Reste que c’est à un monde bien malade que nous sommes confrontés. À l’échelle de la planète, 1 % de la population mondiale possède autant de richesses que les 99 % restants. En moins de deux ans, le groupe Daech s’était imposé comme la première puissance terroriste de la planète avant d’être sérieusement atteint. Plus d’un million de réfugiés ont afflué sur le territoire européen en 2015. L’Europe aura mis dix ans pour retrouver le niveau de croissance d’avant la crise de 2008 : les frontières se recréent, des murs et des barbelés s’érigent, les partis populistes ou d’extrême droite sont en progression spectaculaire, ils gouvernent la Pologne, la Hongrie et l’Italie. Quant au Royaume-Uni, il a osé franchir le pas d’un retrait historique de l’Union européenne. La liste est longue pour qui voudrait tenir la chronique des catastrophes acquises ou annoncées.
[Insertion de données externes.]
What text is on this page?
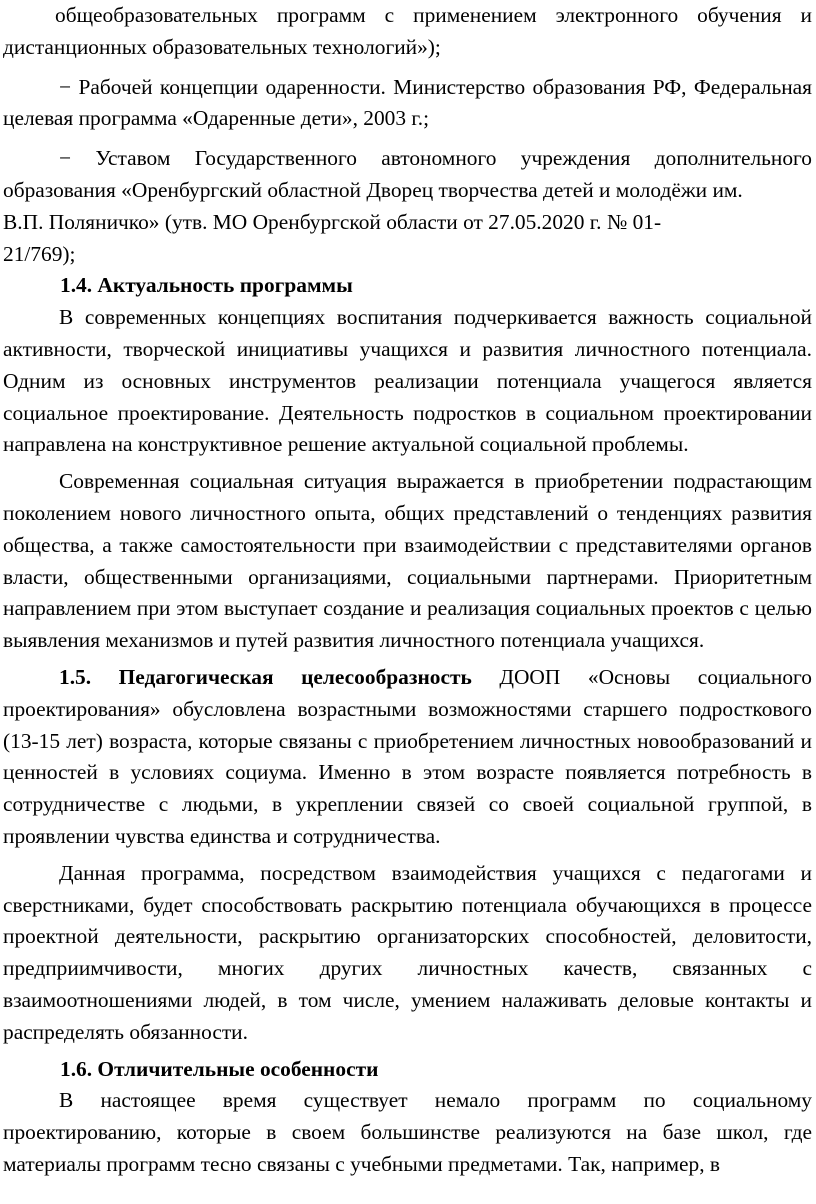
общеобразовательных программ с применением электронного обучения и дистанционных образовательных технологий»);

− Рабочей концепции одаренности. Министерство образования РФ, Федеральная целевая программа «Одаренные дети», 2003 г.;

− Уставом Государственного автономного учреждения дополнительного образования «Оренбургский областной Дворец творчества детей и молодёжи им.

В.П. Поляничко» (утв. МО Оренбургской области от 27.05.2020 г. № 01-

21/769);

1.4. Актуальность программы

В современных концепциях воспитания подчеркивается важность социальной активности, творческой инициативы учащихся и развития личностного потенциала. Одним из основных инструментов реализации потенциала учащегося является социальное проектирование. Деятельность подростков в социальном проектировании направлена на конструктивное решение актуальной социальной проблемы.

Современная социальная ситуация выражается в приобретении подрастающим поколением нового личностного опыта, общих представлений о тенденциях развития общества, а также самостоятельности при взаимодействии с представителями органов власти, общественными организациями, социальными партнерами. Приоритетным направлением при этом выступает создание и реализация социальных проектов с целью выявления механизмов и путей развития личностного потенциала учащихся.

1.5. Педагогическая целесообразность ДООП «Основы социального проектирования» обусловлена возрастными возможностями старшего подросткового (13-15 лет) возраста, которые связаны с приобретением личностных новообразований и ценностей в условиях социума. Именно в этом возрасте появляется потребность в сотрудничестве с людьми, в укреплении связей со своей социальной группой, в проявлении чувства единства и сотрудничества.

Данная программа, посредством взаимодействия учащихся с педагогами и сверстниками, будет способствовать раскрытию потенциала обучающихся в процессе проектной деятельности, раскрытию организаторских способностей, деловитости, предприимчивости, многих других личностных качеств, связанных с взаимоотношениями людей, в том числе, умением налаживать деловые контакты и распределять обязанности.

1.6. Отличительные особенности

В настоящее время существует немало программ по социальному проектированию, которые в своем большинстве реализуются на базе школ, где материалы программ тесно связаны с учебными предметами. Так, например, в
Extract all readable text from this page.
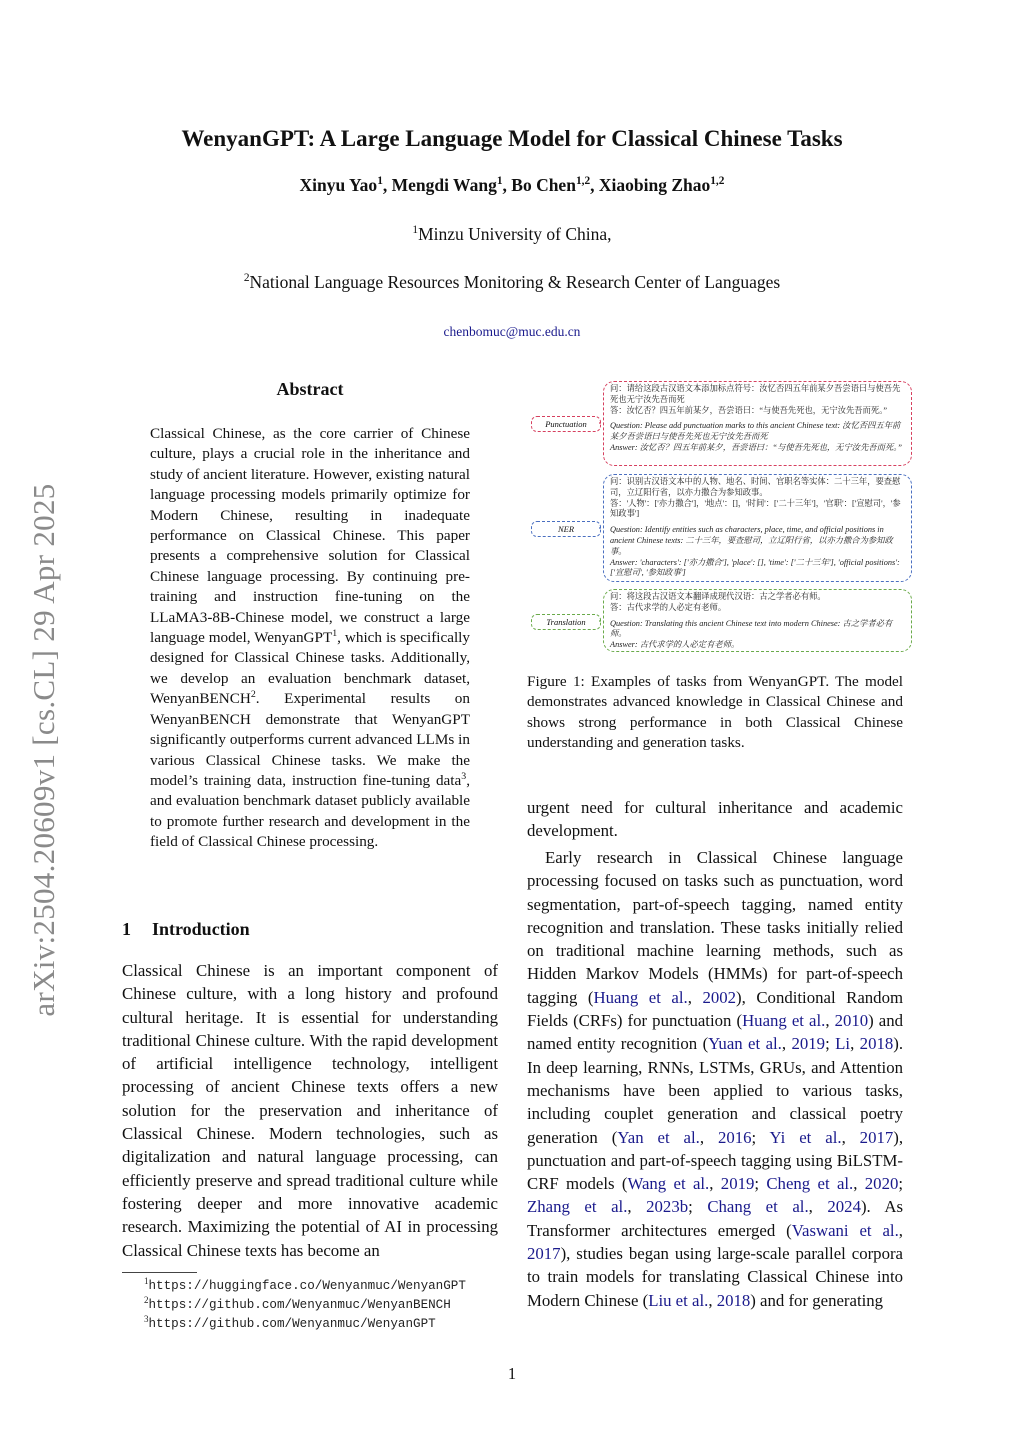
arXiv:2504.20609v1 [cs.CL] 29 Apr 2025
WenyanGPT: A Large Language Model for Classical Chinese Tasks
Xinyu Yao$^1$, Mengdi Wang$^1$, Bo Chen$^{1,2}$, Xiaobing Zhao$^{1,2}$
$^1$Minzu University of China,
$^2$National Language Resources Monitoring & Research Center of Languages
chenbomuc@muc.edu.cn
Abstract
Classical Chinese, as the core carrier of Chinese culture, plays a crucial role in the inheritance and study of ancient literature. However, existing natural language processing models primarily optimize for Modern Chinese, resulting in inadequate performance on Classical Chinese. This paper presents a comprehensive solution for Classical Chinese language processing. By continuing pre-training and instruction fine-tuning on the LLaMA3-8B-Chinese model, we construct a large language model, WenyanGPT$^1$, which is specifically designed for Classical Chinese tasks. Additionally, we develop an evaluation benchmark dataset, WenyanBENCH$^2$. Experimental results on WenyanBENCH demonstrate that WenyanGPT significantly outperforms current advanced LLMs in various Classical Chinese tasks. We make the model’s training data, instruction fine-tuning data$^3$, and evaluation benchmark dataset publicly available to promote further research and development in the field of Classical Chinese processing.
1 Introduction
Classical Chinese is an important component of Chinese culture, with a long history and profound cultural heritage. It is essential for understanding traditional Chinese culture. With the rapid development of artificial intelligence technology, intelligent processing of ancient Chinese texts offers a new solution for the preservation and inheritance of Classical Chinese. Modern technologies, such as digitalization and natural language processing, can efficiently preserve and spread traditional culture while fostering deeper and more innovative academic research. Maximizing the potential of AI in processing Classical Chinese texts has become an
$^1$https://huggingface.co/Wenyanmuc/WenyanGPT
$^2$https://github.com/Wenyanmuc/WenyanBENCH
$^3$https://github.com/Wenyanmuc/WenyanGPT
Punctuation
问：请给这段古汉语文本添加标点符号：汝忆否四五年前某夕吾尝语曰与使吾先死也无宁汝先吾而死
答：汝忆否？四五年前某夕，吾尝语曰：“与使吾先死也，无宁汝先吾而死。”
Question: Please add punctuation marks to this ancient Chinese text: 汝忆否四五年前某夕吾尝语曰与使吾先死也无宁汝先吾而死
Answer: 汝忆否？四五年前某夕，吾尝语曰：“与使吾先死也，无宁汝先吾而死。”
NER
问：识别古汉语文本中的人物、地名、时间、官职名等实体：二十三年，要查慰司，立辽阳行省，以亦力撒合为参知政事。
答：'人物'：['亦力撒合']，'地点'：[]，'时间'：['二十三年']，'官职'：['宣慰司'，'参知政事']
Question: Identify entities such as characters, place, time, and official positions in ancient Chinese texts: 二十三年，要查慰司，立辽阳行省，以亦力撒合为参知政事。
Answer: 'characters': ['亦力撒合'], 'place': [], 'time': ['二十三年'], 'official positions': ['宣慰司', '参知政事']
Translation
问：将这段古汉语文本翻译成现代汉语：古之学者必有师。
答：古代求学的人必定有老师。
Question: Translating this ancient Chinese text into modern Chinese: 古之学者必有师。
Answer: 古代求学的人必定有老师。
Figure 1: Examples of tasks from WenyanGPT. The model demonstrates advanced knowledge in Classical Chinese and shows strong performance in both Classical Chinese understanding and generation tasks.
urgent need for cultural inheritance and academic development.
Early research in Classical Chinese language processing focused on tasks such as punctuation, word segmentation, part-of-speech tagging, named entity recognition and translation. These tasks initially relied on traditional machine learning methods, such as Hidden Markov Models (HMMs) for part-of-speech tagging (Huang et al., 2002), Conditional Random Fields (CRFs) for punctuation (Huang et al., 2010) and named entity recognition (Yuan et al., 2019; Li, 2018). In deep learning, RNNs, LSTMs, GRUs, and Attention mechanisms have been applied to various tasks, including couplet generation and classical poetry generation (Yan et al., 2016; Yi et al., 2017), punctuation and part-of-speech tagging using BiLSTM-CRF models (Wang et al., 2019; Cheng et al., 2020; Zhang et al., 2023b; Chang et al., 2024). As Transformer architectures emerged (Vaswani et al., 2017), studies began using large-scale parallel corpora to train models for translating Classical Chinese into Modern Chinese (Liu et al., 2018) and for generating
1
Autrement dit, partout prévaut le même désarroi : notre monde se défait, nos repères se brouillent, un sentiment d’incompréhension collective flotte dans les consciences européennes. Une double désillusion affecte en même temps ces deux piliers de notre action collective depuis un quart de siècle : la mondialisation économique d’un côté, la construction de l’Europe de l’autre. Tâchons d’abord d’en prendre la mesure.

La mondialisation : histoire d’une désillusion
Rappelons-nous l’extraordinaire bouleversement survenu au tournant des années 1990 : en quelques mois, l’URSS et le communisme s’effondrent, la Chine adopte l’économie de marché. Ces deux révolutions historiques allaient changer le monde. Ce qui nous semblait familier et immuable s’estompe : la guerre froide à l’ombre de la dissuasion nucléaire, la division de l’Europe et de l’Allemagne, la lutte contre le totalitarisme communiste, la petite Europe des douze cohérente et prospère, le retard et la pauvreté du « tiers-monde », la domination américaine et la suprématie de l’Occident, tout cela se dissout progressivement dans l’avènement du nouvel univers mondialisé. Dès la fin des années 1980, la mondialisation devient en effet le socle, le cadre, l’horizon de toutes les relations humaines. Elle enfante un monde complexe, instable certes, difficile à déchiffrer, mais un monde où la richesse explose, la pauvreté recule, propulsant l’émergence de nouvelles puissances colossales naguère insignifiantes. Un monde propice à des révolutions technologiques sidérantes, un monde où la mathématique financière, Internet, les réseaux sociaux deviennent l’alpha et l’oméga des nouvelles dynamiques de croissance et d’influence.
La mondialisation structure. Elle étonne, détruit parfois l’équilibre des vieilles sociétés occidentales, échappe aux règles traditionnelles mais elle devient le socle du système international. La géopolitique elle-même, autrement dit les rapports de force et la hiérarchie des puissances dans le monde, subit son influence : pour beaucoup, elle devient secondaire, marginale, face à l’énorme vague d’effervescence économique et commerciale qui se met à structurer le monde.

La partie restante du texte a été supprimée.